Flight MH370: Sub completes scan without trace of plane

The Bluefin-21 robotic submarine is about to complete the sonar scan of the area of the expected crash of flight MH370 without finding any evidence of the lost plane’s existence.

The search teams looking for the wreckage of the Malaysia Airlines-operated Boeing 777, which disappeared on 8 March, will widen the zone for the unmanned submarine to explore.

Operating at the edge of its design capabilities some 4.5km (4,500m) below the ocean surface, the Bluefin-21 has already scanned 95 per cent of the area identified as the most probable resting place of the ill-fated plane. Investigators were convinced they were looking in the correct area after several black box pings had been intercepted in this region in early April.

Based on data from Bluefin-21’s sonar instrument, a 3D map of the 120-square-mile search area has been created without providing any viable clues.

The search area is a circle with a six-mile radius off the west Australian coast.

"If no contacts of interest are made, Bluefin 21 will continue to examine the areas adjacent to the 10-kilometre radius," said the Australian agency coordinating the operations.

In the light of the unsuccessful submarine hunt, a senior US defence official said on Friday it might take years to find the aircraft.

Speaking to Reuters on the condition of anonymity, the source said: "We went all in on this small area and didn't find anything. Now you've got to go back to the big area. And now you're talking years."

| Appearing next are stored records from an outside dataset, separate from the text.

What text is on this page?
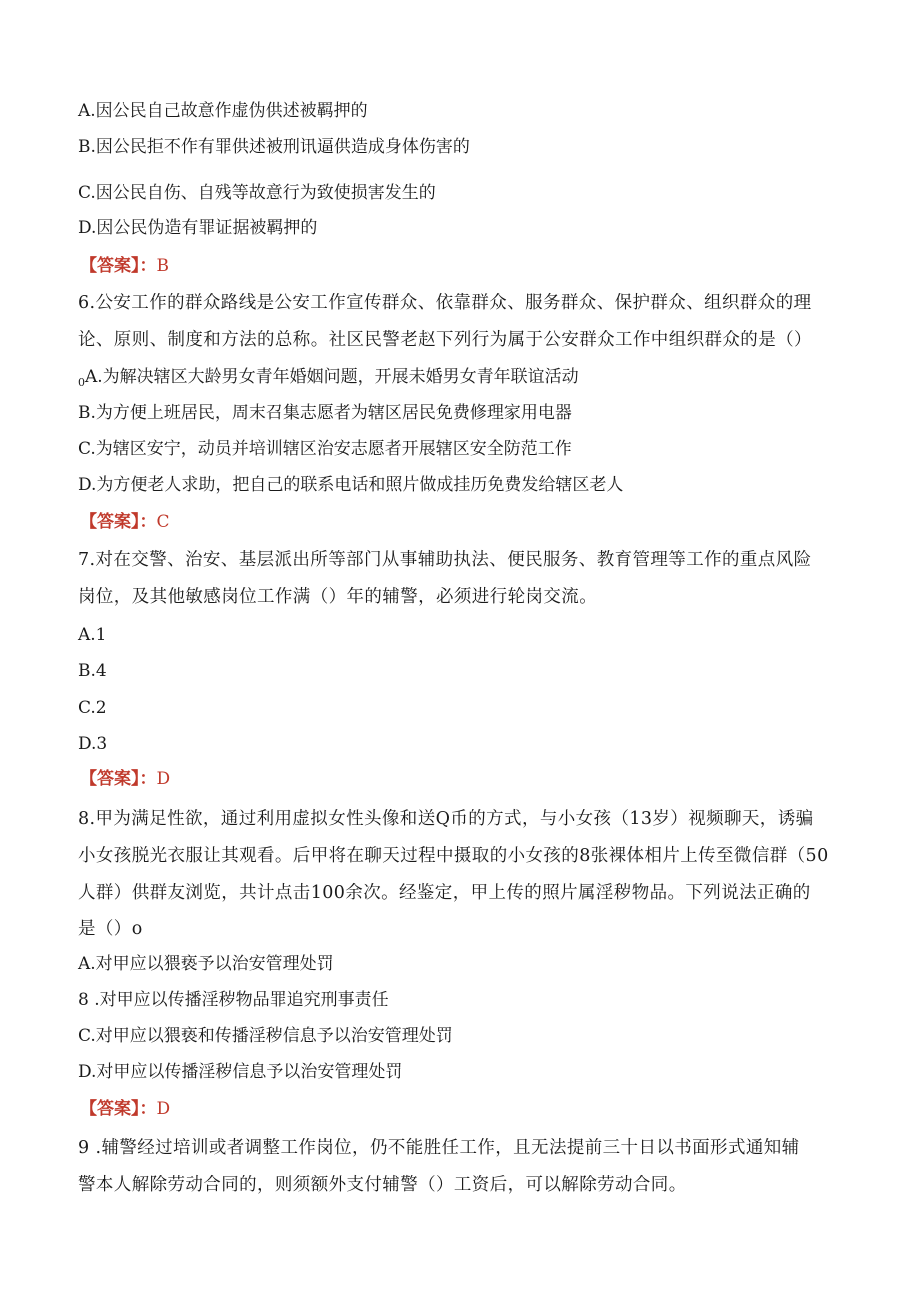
A.因公民自己故意作虚伪供述被羁押的
B.因公民拒不作有罪供述被刑讯逼供造成身体伤害的
C.因公民自伤、自残等故意行为致使损害发生的
D.因公民伪造有罪证据被羁押的
【答案】：B
6.公安工作的群众路线是公安工作宣传群众、依靠群众、服务群众、保护群众、组织群众的理
论、原则、制度和方法的总称。社区民警老赵下列行为属于公安群众工作中组织群众的是（）
$_0$A.为解决辖区大龄男女青年婚姻问题，开展未婚男女青年联谊活动
B.为方便上班居民，周末召集志愿者为辖区居民免费修理家用电器
C.为辖区安宁，动员并培训辖区治安志愿者开展辖区安全防范工作
D.为方便老人求助，把自己的联系电话和照片做成挂历免费发给辖区老人
【答案】：C
7.对在交警、治安、基层派出所等部门从事辅助执法、便民服务、教育管理等工作的重点风险
岗位，及其他敏感岗位工作满（）年的辅警，必须进行轮岗交流。
A.1
B.4
C.2
D.3
【答案】：D
8.甲为满足性欲，通过利用虚拟女性头像和送Q币的方式，与小女孩（13岁）视频聊天，诱骗
小女孩脱光衣服让其观看。后甲将在聊天过程中摄取的小女孩的8张裸体相片上传至微信群（50
人群）供群友浏览，共计点击100余次。经鉴定，甲上传的照片属淫秽物品。下列说法正确的
是（）o
A.对甲应以猥亵予以治安管理处罚
8 .对甲应以传播淫秽物品罪追究刑事责任
C.对甲应以猥亵和传播淫秽信息予以治安管理处罚
D.对甲应以传播淫秽信息予以治安管理处罚
【答案】：D
9 .辅警经过培训或者调整工作岗位，仍不能胜任工作，且无法提前三十日以书面形式通知辅
警本人解除劳动合同的，则须额外支付辅警（）工资后，可以解除劳动合同。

Malaysia will now have to decide how to proceed with the search, including whether to bring in more underwater drones, even with the understanding that the search could continue for years as there is no further possibility to refine the search area.

Earlier this week, a piece of debris initially believed to have been from the missing aircraft, was washed ashore on a beach in western Australia. However, it was later said the object likely didn’t come from the aerospace industry.